Os cachorros eram adotados basicamente para cumprir funções, como guardar rebanhos, proteger patrimônio e caçar. A vida rústica, quase sempre ao ar livre, facilitava o desenvolvimento de inflamações: o corte foi visto como uma medida para reduzir otites e algumas manifestações alérgicas.
O corte também foi adotado para os cães envolvidos nos esportes sangrentos, em que duelavam com outros cachorros, além de touros, lobos e ursos. Cães do tipo bull sempre estiveram entre os preferidos nas rinhas de lutas.
Em um confronto, seja com um lobo que tenta agarrar uma ovelha, seja com um oponente no ringue, as orelhas são pontos mais frágeis. Quando mordidas, surgem sensações dolorosas; além disso, os lutadores e guardiães sempre corriam o risco de ter as orelhas arrancadas, fato que reduzia a “vida útil” dos cachorros. Era uma visão totalmente utilitarista.
Os riscos do corte das orelhas dos cachorros
Geralmente, o corte das orelhas dos cachorros ocorre antes que eles completem dois meses de vida. Nos países em que o procedimento é permitido, não é estabelecido nenhum protocolo: a maioria das cirurgias é realizada apenas com anestésicos tópicos.
Por várias décadas, firmou-se a crença de que a conchectomia não provoca dor, mas estudos atuais demonstram que a cirurgia é dolorosa e existem casos documentados de morte entre filhotes que se submeteram ao procedimento.

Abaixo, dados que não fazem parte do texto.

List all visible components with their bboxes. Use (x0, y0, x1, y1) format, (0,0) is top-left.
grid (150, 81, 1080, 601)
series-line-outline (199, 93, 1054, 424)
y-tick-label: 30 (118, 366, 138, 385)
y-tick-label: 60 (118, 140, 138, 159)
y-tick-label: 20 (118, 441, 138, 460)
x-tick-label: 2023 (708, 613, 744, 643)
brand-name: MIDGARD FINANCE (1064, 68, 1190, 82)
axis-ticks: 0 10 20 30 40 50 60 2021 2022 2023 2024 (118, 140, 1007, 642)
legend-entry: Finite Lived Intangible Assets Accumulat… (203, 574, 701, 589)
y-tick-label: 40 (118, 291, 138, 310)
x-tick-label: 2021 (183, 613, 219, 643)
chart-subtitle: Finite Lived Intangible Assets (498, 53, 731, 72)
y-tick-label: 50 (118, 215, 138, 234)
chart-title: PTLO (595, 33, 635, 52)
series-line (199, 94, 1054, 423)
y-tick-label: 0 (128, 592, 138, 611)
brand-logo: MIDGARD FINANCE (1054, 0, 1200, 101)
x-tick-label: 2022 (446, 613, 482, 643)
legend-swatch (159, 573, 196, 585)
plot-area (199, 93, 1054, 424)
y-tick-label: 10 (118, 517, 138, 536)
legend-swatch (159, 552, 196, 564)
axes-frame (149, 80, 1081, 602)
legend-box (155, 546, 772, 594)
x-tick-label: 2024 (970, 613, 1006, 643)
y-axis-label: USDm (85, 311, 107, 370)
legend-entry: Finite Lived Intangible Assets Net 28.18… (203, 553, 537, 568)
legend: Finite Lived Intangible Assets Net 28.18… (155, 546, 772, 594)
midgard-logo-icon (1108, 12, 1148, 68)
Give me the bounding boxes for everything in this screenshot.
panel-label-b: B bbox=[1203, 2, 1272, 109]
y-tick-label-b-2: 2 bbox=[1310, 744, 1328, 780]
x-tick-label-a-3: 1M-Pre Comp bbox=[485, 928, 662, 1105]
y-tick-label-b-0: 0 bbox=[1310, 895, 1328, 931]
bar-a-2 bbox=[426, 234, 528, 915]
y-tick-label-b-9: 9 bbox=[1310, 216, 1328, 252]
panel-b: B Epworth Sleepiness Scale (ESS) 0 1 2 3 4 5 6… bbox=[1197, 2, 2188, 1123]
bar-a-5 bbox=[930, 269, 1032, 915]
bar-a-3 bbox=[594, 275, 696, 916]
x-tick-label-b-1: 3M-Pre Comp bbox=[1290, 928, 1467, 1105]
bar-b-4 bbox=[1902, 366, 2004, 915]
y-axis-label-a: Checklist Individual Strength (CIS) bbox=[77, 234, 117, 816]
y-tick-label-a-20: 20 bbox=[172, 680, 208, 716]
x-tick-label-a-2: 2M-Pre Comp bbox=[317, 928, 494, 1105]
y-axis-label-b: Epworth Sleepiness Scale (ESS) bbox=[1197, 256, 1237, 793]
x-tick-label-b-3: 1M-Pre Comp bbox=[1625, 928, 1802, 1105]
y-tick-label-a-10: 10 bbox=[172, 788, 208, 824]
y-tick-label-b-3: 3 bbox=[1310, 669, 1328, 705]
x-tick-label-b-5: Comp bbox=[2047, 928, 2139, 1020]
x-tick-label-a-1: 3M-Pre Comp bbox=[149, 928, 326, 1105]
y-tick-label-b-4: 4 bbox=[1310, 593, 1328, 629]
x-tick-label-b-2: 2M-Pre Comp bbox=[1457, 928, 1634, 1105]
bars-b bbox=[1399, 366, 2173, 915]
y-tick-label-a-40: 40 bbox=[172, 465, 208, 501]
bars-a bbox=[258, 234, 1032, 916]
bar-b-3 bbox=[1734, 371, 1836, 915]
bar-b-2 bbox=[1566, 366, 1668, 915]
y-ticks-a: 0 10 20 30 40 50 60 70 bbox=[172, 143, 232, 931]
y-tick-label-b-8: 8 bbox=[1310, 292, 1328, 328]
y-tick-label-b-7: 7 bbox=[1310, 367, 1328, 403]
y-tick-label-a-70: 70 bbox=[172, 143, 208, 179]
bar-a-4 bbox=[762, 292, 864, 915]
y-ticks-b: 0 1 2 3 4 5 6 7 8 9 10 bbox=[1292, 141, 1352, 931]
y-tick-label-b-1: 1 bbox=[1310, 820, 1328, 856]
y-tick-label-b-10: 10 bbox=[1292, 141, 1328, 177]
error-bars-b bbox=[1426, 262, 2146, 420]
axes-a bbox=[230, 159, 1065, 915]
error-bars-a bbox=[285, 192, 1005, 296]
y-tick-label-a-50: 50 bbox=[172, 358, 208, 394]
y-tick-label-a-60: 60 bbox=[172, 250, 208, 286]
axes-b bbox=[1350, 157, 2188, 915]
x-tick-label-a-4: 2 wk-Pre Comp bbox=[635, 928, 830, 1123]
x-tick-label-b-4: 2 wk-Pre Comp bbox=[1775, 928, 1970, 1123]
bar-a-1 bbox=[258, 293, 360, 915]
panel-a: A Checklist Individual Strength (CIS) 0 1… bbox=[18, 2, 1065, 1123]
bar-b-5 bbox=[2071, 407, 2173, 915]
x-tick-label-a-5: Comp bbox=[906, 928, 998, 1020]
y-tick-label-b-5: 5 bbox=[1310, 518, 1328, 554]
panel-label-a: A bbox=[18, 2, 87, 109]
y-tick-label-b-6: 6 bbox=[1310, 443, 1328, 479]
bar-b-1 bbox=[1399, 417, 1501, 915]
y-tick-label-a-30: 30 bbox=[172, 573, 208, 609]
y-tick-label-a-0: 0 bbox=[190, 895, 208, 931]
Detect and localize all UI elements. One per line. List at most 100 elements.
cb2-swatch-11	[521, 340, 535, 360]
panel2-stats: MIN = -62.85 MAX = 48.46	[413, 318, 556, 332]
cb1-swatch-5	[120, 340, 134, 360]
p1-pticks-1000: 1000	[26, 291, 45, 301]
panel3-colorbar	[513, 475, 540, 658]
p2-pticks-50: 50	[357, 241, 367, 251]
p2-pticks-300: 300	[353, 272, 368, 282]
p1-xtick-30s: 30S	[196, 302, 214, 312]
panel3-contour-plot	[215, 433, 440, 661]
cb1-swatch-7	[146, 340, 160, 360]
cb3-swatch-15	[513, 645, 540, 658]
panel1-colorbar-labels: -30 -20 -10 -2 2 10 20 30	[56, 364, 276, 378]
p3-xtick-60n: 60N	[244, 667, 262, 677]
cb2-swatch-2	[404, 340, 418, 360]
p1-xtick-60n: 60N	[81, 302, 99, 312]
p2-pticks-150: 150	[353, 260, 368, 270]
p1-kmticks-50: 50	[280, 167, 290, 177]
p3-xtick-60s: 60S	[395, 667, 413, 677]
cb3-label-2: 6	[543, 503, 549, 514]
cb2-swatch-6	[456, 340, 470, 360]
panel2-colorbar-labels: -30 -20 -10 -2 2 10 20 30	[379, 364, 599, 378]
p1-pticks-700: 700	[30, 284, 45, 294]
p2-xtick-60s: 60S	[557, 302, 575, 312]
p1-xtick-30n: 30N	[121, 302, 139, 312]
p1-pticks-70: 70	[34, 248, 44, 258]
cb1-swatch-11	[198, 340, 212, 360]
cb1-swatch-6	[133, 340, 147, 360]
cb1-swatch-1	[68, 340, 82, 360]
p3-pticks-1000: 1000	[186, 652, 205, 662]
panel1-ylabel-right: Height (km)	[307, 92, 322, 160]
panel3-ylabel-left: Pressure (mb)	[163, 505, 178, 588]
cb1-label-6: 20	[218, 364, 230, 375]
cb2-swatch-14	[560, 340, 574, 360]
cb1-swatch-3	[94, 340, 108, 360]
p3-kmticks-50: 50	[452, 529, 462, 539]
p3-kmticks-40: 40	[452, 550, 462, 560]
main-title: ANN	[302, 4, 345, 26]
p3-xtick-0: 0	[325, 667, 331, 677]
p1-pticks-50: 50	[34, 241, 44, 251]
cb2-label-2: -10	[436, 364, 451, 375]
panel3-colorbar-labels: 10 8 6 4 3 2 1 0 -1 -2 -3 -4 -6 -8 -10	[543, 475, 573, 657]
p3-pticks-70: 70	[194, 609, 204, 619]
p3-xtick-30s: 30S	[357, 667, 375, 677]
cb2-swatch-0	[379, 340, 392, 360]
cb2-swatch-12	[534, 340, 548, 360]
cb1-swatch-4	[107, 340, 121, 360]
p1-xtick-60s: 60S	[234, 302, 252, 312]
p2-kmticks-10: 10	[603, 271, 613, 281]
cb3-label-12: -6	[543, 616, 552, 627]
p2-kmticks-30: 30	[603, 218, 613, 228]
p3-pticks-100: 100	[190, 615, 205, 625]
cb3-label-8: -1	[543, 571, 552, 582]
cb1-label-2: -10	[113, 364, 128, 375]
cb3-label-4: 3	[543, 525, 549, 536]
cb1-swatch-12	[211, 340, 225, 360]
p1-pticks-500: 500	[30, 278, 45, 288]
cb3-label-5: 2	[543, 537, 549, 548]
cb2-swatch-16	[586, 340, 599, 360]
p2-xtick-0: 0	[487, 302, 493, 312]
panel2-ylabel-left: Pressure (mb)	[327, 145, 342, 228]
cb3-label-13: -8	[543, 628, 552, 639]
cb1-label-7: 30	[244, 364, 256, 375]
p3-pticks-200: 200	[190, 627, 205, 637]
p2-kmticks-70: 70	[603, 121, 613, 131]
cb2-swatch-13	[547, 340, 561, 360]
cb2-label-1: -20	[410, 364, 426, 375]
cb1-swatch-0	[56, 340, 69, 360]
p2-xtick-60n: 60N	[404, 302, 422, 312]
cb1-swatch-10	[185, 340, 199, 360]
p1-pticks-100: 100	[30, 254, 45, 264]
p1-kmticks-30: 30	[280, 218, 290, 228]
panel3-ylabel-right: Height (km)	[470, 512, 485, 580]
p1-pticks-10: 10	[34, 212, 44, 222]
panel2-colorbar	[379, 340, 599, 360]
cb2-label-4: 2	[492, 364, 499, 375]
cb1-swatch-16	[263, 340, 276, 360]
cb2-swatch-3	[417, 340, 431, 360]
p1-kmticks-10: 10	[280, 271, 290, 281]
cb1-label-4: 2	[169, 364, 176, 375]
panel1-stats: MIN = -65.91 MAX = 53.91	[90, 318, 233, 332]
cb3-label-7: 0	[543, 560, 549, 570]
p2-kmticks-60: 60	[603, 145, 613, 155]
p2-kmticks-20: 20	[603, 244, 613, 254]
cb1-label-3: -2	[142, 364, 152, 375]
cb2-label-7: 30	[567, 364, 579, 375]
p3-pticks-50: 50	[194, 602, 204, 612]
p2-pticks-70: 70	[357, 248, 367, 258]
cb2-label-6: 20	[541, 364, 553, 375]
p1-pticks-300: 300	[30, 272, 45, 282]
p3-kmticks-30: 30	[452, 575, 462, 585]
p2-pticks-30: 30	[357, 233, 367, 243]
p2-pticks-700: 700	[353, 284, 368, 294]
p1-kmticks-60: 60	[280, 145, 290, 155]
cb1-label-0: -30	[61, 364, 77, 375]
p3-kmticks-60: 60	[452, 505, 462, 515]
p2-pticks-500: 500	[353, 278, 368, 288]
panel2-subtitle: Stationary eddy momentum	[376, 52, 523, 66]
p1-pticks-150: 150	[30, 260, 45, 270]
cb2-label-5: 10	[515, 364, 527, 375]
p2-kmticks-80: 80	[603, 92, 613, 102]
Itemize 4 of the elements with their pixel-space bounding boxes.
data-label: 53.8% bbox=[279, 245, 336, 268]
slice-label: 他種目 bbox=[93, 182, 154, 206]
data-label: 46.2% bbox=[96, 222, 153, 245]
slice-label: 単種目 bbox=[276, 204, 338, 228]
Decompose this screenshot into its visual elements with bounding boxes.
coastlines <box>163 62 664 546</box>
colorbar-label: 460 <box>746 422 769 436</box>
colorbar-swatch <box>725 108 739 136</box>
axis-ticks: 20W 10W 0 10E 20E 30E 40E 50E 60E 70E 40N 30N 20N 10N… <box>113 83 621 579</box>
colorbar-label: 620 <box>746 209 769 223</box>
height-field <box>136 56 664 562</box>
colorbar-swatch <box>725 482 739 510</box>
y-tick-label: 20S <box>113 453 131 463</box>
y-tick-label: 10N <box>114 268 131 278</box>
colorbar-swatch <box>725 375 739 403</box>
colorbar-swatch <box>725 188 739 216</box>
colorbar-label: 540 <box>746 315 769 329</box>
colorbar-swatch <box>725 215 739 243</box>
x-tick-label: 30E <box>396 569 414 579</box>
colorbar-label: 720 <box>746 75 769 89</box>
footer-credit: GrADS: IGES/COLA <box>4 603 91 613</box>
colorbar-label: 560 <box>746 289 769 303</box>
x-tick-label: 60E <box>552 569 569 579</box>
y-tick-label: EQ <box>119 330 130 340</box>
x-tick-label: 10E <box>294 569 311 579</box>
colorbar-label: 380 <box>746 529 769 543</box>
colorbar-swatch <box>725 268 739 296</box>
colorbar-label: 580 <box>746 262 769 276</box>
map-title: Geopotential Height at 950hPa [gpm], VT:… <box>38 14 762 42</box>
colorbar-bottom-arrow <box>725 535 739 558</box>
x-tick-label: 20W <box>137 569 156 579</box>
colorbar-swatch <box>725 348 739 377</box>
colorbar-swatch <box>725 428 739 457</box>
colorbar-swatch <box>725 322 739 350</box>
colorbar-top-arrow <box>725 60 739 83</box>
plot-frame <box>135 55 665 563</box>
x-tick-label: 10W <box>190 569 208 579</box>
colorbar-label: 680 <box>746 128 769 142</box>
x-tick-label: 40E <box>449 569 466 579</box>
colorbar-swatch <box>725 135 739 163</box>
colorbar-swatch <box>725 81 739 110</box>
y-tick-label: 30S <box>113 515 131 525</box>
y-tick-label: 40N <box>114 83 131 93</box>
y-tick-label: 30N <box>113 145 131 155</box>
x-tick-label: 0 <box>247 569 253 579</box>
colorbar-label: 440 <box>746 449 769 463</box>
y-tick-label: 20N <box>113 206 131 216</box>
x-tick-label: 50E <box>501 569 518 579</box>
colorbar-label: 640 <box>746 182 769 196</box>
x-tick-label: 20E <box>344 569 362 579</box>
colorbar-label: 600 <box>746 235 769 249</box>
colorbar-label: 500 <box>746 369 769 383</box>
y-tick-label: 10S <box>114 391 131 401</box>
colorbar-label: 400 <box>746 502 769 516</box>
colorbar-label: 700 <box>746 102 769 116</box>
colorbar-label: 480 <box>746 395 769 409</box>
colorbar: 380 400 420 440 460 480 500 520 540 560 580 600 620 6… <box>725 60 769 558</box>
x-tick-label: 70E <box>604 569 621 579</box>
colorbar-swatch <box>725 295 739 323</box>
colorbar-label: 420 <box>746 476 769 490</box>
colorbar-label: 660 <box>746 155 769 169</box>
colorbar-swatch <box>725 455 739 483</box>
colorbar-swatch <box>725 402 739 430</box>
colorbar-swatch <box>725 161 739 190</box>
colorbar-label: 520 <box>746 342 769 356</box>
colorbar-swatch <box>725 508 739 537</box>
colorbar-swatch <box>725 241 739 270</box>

Existem outros riscos na cirurgia:
- infecções virais, bacterianas e fúngicas nos cortes;
- sangramentos provocados por problemas de coagulação não diagnosticados previamente;
- reações alérgicas aos medicamentos empregados (da anestesia à cicatrização);
- sepse, uma infecção generalizada que pode causar a morte.
Alguns criadores alegam que a conchectomia, ao “levantar” as orelhas do animal, reduz problemas de infecções e inflamações no canal auditivo. As otites, no entanto, são muito mais comuns entre os cães de orelhas grandes e caídas, como o basset hound e o cocker spaniel.
Para evitar alergias nas orelhas, os tutores só precisam limpar os órgãos regularmente e, durante os banhos e brincadeiras com água, evitar que as orelhas fiquem molhadas. Em outras palavras, tudo que os tutores precisam é de uma toalha felpuda limpa e alguns minutos de trabalho.
Além dos riscos inerentes ao procedimento cirúrgico, o corte das orelhas prejudica a comunicação dos cães. Depois dos primatas superiores, os cachorros são os animais com mais capacidade de expressões fisionômicas, mas, com as orelhas sempre em pé, eles não conseguem dizer que estão relaxados, que está tudo em ordem, etc.